Una norma che ha stravolto un settore
Approdata in Gazzetta Ufficiale lo scorso aprile, quella disposizione legislativa ha prodotto l'effetto immediato di gettare nel caos un comparto che, fino a quel momento, si era sviluppato in un quadro normativo incerto ma tollerato. Negli anni passati, infatti, i cosiddetti cannabis shop avevano proliferato in molte città italiane, basando la loro attività su una interpretazione della legge che consentiva la commercializzazione di varietà di cannabis sativa con tenore di Thc entro limiti ben precisi. Con l'introduzione del divieto assoluto sulle infiorescenze, indipendentemente dal loro effetto psicotropo, l'intero impianto è stato bruscamente smantellato, lasciando senza risposta legale quanti avevano investito in quel settore e aprendo la strada a una serie di sequestri e procedimenti giudiziari, come quello pugliese che ha portato al rinvio agli alti giudici.

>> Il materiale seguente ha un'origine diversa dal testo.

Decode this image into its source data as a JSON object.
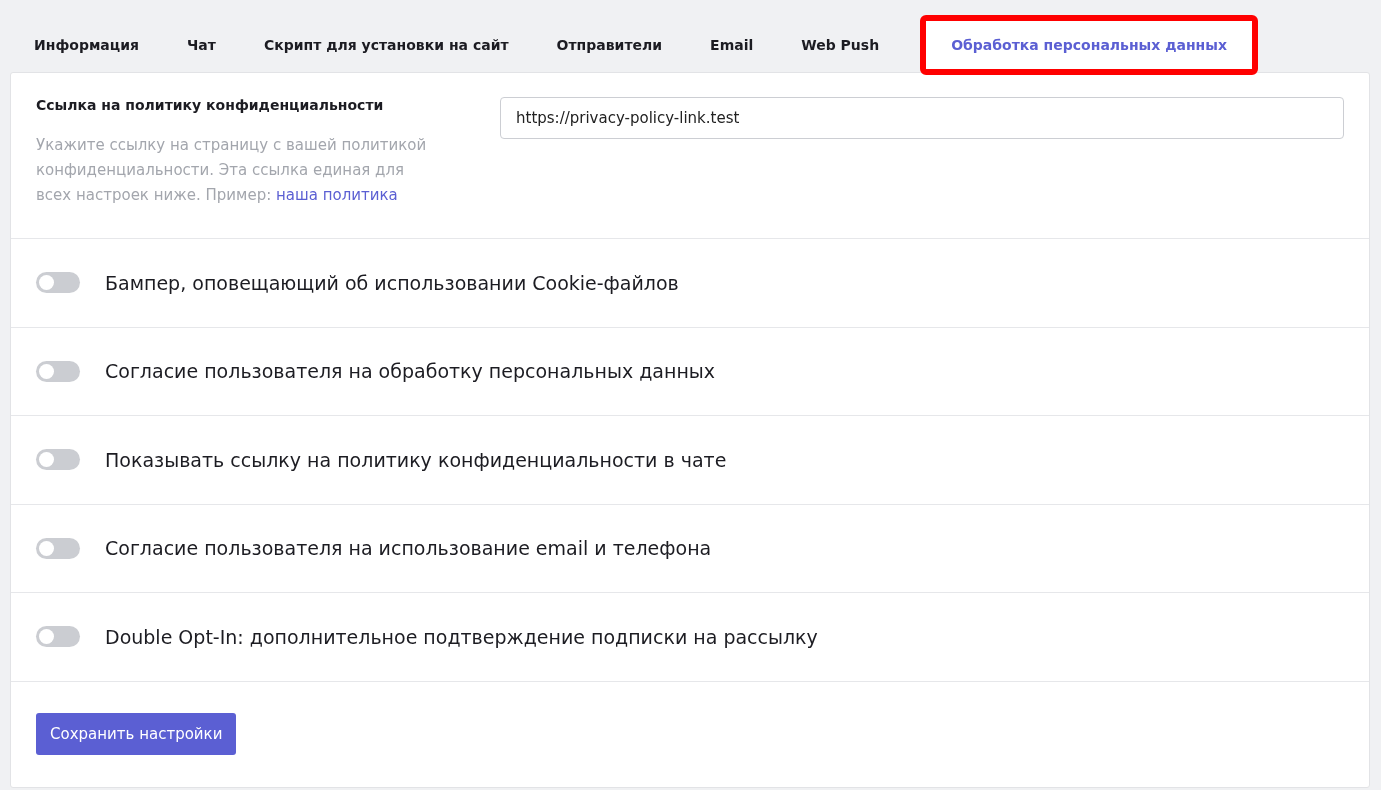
{
  "tabs": [
    {
      "label": "Информация",
      "selected": false
    },
    {
      "label": "Чат",
      "selected": false
    },
    {
      "label": "Скрипт для установки на сайт",
      "selected": false
    },
    {
      "label": "Отправители",
      "selected": false
    },
    {
      "label": "Email",
      "selected": false
    },
    {
      "label": "Web Push",
      "selected": false
    },
    {
      "label": "Обработка персональных данных",
      "selected": true
    }
  ],
  "policy": {
    "label": "Ссылка на политику конфиденциальности",
    "help": "Укажите ссылку на страницу с вашей политикой конфиденциальности. Эта ссылка единая для всех настроек ниже. Пример:",
    "link": "наша политика",
    "value": "https://privacy-policy-link.test"
  },
  "toggles": [
    {
      "label": "Бампер, оповещающий об использовании Cookie-файлов",
      "on": false
    },
    {
      "label": "Согласие пользователя на обработку персональных данных",
      "on": false
    },
    {
      "label": "Показывать ссылку на политику конфиденциальности в чате",
      "on": false
    },
    {
      "label": "Согласие пользователя на использование email и телефона",
      "on": false
    },
    {
      "label": "Double Opt-In: дополнительное подтверждение подписки на рассылку",
      "on": false
    }
  ],
  "save_button": "Сохранить настройки"
}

Il paradosso politico e la proposta di monopolio
La vicenda assume contorni paradossali se si considera che, dalla stessa maggioranza che sostenne quel provvedimento – il cui relatore in Parlamento sottolineò con fermezza come “non si possa vendere droga come caramelle” – è recentemente emersa una proposta diametralmente opposta. Un esponente di spicco di Fratelli d'Italia ha infatti avanzato l'ipotesi di istituire un monopolio di Stato sulla vendita dei prodotti a base di cannabis light, una mossa che, di fatto, smantellerebbe proprio quell'articolo 18 aprendo a una regolamentazione di tipo fiscale e commerciale. Tale disegno, stando alle cronache, ha superato un primo esame a palazzo Chigi, configurando uno scenario in cui la legge attualmente sotto esame della Corte potrebbe essere non solo dichiarata illegittima, ma anche sostituita da un modello completamente diverso, gestito direttamente dallo Stato.
Le conseguenze dell'attesa sentenza
L'attesa della decisione della Consulta tiene quindi in sospeso non solo il destino di numerose aziende e di altrettanti procedimenti penali in corso, ma anche l'assetto futuro di una regolamentazione che appare sempre più complessa e controversa. La sentenza, qualunque essa sia, avrà il peso di definire i confini costituzionali dell'intervento legislativo in un campo, come quello della canapa a basso contenuto di principio attivo, che si colloca in una zona grigia tra la libera iniziativa economica, le politiche sulla sicurezza e la tutela della salute pubblica. La pronuncia segnerà una tappa fondamentale, chiarendo se il legislatore, nell'intento di reprimere qualsiasi rischio di elusione della normativa sulle sostanze stupefacenti, sia andato oltre i limiti imposti dalla Carta, sacrificando senza adeguata motivazione un intero settore economico legale.